Invited to speak to the parliament (at a virtual international panel on December 2, 2020) during a special discussion on the poverty legacies of colonization, he reminded the audience that Europe’s economic development was funded by a brutal and inhumane system of wealth extraction from the Caribbean, leaving the region impoverished and unable to meet its economic development targets.
Sir Hilary reminded the parliament that the Caribbean remains one of the few colonized regions in the world, and that Europe’s legacy is one of continuing economic exploitation, and the politics and policies of white supremacy.
The Caribbean, he said, since pushing for its independence, has taken full responsibility for its future, but he noted that the responsibility and accountability relationship is a two-way process.
Europe, he stated, walked away from its obligations after committing heinous crimes against humanity in the region, stripping it of its natural resources, and enslaving its people.

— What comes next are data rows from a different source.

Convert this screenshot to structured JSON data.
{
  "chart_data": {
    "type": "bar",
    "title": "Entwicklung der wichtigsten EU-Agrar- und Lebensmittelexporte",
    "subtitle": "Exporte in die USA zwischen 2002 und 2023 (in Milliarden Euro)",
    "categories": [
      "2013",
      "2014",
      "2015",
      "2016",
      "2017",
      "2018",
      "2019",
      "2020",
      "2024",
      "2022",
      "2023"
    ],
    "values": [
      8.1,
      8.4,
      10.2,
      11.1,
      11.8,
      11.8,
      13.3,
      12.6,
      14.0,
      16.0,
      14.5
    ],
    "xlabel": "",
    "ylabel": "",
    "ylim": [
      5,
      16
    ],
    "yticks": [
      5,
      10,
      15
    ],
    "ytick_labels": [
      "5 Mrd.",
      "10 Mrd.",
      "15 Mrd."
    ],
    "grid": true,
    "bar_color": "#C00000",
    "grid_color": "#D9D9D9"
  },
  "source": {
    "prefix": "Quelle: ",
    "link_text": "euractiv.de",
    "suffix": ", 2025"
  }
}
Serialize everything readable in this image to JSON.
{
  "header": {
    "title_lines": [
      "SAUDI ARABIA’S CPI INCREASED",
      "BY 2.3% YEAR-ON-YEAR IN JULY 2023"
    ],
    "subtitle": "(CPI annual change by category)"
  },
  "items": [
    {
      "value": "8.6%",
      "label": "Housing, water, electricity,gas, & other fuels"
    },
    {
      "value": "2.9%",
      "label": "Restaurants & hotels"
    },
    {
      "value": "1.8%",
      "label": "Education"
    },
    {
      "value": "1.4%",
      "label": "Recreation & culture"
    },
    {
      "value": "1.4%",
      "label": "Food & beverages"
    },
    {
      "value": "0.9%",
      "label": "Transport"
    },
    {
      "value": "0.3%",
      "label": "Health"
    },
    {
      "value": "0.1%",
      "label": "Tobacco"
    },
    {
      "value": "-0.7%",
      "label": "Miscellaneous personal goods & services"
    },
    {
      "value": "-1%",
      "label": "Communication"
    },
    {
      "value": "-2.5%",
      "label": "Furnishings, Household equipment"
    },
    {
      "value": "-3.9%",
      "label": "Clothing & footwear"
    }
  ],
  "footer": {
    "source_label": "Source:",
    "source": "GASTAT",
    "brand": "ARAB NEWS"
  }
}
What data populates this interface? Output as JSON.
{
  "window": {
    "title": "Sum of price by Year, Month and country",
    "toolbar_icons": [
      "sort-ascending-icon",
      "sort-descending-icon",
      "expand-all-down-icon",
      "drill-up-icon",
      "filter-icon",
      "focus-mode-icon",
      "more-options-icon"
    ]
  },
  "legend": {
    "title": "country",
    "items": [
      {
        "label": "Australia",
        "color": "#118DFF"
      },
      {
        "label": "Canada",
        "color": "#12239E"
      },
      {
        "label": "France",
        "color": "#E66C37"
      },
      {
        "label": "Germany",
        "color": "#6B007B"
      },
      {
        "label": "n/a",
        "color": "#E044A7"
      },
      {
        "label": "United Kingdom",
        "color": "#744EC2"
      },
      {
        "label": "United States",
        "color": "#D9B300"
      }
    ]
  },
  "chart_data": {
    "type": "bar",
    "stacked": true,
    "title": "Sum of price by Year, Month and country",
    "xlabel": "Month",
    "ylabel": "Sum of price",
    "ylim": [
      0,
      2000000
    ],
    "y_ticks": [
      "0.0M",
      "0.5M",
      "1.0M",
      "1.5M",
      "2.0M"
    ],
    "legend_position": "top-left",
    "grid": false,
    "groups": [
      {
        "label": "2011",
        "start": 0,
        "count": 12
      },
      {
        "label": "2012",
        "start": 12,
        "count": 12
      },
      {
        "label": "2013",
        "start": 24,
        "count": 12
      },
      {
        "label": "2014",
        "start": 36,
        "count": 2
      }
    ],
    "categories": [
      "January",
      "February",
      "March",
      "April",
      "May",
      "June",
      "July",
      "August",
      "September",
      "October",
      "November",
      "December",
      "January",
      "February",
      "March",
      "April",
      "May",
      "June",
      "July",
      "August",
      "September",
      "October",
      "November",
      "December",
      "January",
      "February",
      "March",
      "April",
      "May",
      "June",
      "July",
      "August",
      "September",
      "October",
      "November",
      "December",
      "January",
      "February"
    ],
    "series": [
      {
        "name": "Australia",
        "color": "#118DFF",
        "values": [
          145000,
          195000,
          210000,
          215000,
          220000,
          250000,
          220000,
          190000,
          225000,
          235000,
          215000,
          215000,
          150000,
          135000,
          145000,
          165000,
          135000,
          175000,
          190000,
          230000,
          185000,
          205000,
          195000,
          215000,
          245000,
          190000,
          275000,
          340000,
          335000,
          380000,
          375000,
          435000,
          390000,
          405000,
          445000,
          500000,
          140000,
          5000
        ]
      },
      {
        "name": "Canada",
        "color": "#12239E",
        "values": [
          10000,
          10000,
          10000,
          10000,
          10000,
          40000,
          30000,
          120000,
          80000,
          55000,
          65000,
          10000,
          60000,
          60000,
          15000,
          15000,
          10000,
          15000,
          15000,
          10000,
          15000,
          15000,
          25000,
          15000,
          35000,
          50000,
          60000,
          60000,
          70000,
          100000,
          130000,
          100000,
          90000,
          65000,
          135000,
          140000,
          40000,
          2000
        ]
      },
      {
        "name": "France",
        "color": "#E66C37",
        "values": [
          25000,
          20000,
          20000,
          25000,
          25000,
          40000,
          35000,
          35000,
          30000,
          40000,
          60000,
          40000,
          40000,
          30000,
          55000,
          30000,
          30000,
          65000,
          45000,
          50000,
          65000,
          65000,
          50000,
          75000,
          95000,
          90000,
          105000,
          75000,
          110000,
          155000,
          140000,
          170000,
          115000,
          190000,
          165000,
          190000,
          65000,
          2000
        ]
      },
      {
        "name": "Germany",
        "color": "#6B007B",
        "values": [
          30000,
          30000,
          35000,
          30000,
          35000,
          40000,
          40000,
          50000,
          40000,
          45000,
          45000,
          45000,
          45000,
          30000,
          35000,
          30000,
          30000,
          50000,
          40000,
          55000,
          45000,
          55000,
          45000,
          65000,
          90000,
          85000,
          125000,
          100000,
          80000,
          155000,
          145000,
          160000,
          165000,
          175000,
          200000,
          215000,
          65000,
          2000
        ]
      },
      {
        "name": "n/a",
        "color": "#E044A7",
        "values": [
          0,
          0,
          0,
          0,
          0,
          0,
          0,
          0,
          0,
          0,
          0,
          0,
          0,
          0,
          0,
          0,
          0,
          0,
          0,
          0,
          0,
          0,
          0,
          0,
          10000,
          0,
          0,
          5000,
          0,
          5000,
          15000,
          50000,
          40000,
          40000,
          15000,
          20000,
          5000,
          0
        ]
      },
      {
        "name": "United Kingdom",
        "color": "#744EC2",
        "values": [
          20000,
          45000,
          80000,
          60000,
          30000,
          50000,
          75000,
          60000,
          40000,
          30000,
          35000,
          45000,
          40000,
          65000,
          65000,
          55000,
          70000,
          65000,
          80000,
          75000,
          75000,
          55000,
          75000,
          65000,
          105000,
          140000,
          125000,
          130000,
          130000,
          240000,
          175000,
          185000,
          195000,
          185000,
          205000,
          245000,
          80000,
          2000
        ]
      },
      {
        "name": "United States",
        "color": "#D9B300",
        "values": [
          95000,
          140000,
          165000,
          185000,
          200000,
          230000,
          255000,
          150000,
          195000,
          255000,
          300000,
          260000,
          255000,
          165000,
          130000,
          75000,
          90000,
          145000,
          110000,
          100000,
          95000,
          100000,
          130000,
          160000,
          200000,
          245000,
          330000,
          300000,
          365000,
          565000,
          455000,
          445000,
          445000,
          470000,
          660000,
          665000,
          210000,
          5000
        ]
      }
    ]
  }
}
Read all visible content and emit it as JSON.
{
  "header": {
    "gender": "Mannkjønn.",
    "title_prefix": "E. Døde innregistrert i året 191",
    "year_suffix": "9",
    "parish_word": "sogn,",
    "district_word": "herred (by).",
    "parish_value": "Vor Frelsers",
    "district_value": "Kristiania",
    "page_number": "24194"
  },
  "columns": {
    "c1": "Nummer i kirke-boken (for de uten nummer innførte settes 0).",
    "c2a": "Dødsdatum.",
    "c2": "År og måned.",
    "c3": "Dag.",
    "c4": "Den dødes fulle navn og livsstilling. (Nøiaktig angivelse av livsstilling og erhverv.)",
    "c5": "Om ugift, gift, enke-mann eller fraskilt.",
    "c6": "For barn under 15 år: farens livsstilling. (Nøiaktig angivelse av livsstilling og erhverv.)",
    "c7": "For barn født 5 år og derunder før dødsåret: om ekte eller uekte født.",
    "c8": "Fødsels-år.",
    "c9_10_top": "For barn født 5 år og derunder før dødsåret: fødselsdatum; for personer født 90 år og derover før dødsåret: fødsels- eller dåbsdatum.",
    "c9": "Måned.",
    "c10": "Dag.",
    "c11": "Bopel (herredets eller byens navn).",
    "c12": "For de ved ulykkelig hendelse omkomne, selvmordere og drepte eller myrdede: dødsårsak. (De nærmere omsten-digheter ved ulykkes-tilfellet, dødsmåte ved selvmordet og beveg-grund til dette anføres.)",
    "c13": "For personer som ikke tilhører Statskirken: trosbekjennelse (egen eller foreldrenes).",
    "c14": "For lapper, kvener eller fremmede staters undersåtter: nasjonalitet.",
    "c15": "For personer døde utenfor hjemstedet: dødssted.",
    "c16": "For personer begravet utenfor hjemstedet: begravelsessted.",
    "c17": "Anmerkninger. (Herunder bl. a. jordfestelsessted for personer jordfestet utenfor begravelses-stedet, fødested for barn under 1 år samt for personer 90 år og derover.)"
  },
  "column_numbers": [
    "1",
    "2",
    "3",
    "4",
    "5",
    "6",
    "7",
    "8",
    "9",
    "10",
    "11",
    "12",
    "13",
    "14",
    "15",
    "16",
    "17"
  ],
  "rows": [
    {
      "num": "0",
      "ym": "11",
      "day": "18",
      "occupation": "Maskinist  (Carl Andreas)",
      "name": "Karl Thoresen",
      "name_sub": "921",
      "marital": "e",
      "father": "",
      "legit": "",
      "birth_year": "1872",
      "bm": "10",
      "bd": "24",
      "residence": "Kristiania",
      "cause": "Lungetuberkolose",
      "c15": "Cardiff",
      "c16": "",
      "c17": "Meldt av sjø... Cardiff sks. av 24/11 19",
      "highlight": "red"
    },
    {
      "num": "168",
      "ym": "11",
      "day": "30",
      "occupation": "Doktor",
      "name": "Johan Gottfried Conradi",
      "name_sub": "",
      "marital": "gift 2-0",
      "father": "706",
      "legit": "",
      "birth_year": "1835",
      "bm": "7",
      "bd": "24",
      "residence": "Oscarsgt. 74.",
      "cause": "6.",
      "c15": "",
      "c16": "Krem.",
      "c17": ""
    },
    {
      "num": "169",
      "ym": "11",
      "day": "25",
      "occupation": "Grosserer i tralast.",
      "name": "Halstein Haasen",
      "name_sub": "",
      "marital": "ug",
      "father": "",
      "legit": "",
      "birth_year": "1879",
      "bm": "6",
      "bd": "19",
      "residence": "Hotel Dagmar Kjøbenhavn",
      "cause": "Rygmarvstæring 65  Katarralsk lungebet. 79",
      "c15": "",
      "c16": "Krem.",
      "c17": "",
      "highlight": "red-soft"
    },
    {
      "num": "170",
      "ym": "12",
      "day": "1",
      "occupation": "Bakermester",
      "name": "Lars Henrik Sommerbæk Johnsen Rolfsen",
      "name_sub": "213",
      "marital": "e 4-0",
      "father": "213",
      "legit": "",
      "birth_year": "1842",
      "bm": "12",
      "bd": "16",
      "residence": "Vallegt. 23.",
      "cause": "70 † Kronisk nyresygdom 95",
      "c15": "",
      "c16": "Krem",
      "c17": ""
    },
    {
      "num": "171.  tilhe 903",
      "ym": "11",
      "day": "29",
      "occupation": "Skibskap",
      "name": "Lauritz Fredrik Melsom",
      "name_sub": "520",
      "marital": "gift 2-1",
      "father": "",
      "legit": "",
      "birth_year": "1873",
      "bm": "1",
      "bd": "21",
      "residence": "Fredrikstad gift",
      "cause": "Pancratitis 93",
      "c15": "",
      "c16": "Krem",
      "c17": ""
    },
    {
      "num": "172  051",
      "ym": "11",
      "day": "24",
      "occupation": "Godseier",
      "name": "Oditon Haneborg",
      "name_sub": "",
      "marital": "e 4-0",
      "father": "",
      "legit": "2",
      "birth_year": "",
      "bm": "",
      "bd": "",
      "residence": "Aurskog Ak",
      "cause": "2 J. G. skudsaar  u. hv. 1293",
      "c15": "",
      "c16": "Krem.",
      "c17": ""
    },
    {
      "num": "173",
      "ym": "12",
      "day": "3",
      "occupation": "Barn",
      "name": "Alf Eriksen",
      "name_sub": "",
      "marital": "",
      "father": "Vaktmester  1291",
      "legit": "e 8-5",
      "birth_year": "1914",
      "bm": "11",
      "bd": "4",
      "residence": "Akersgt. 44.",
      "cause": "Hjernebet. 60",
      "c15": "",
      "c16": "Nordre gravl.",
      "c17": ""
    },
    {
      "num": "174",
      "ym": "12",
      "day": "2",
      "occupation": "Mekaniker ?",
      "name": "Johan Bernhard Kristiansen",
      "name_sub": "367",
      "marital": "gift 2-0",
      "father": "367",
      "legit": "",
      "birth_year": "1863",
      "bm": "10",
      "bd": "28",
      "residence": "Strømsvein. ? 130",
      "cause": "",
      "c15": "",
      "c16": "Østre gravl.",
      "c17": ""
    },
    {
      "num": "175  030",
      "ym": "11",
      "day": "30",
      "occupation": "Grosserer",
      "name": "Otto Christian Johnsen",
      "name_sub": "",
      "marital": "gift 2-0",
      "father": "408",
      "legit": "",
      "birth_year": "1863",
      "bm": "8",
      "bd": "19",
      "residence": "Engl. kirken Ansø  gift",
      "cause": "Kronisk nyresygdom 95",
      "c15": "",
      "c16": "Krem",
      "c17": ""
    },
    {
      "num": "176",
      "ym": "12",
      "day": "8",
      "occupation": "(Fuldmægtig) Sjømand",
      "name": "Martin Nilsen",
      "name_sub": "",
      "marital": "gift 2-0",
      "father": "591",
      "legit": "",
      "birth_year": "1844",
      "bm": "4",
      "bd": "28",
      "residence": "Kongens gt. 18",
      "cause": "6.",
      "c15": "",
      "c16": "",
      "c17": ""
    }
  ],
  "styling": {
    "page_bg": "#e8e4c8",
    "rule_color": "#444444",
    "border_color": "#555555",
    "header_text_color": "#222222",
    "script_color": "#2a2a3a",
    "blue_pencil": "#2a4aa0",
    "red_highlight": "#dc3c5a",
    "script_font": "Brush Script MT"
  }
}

Left behind as the primary legacy is the horrendous social and economic mess that Europe has refused to clean up with a development plan, but the Caribbean has a right to economic fairness and justice.
Europe’s insistence on giving aid instead of economic development funding is reflective of an obsolete mentality that has no honourable place in the 21st century. It drives, for example, the impulse to blacklist the region’s financial sector, and to be unsupportive of economic diversification strategies.
“This is a top moral priority issue in the international order,” Professor Beckles said, noting that the world is aware of the extent to which Europe plundered the Caribbean to fund its growth and development, while the region is forced to fund its own economic development with debt. Europe, he insisted, owes the West Indies an enormous debt which can be addressed by a “Marshall Plan” similar to what it offered the East Indies with the “Colombo Plan” between 1950 and 2000.
Reparatory justice, he told the gathering, is about economic development partnership and support. He congratulated the parliament for recognizing that ‘repairing this legacy’ is an idea whose time has come.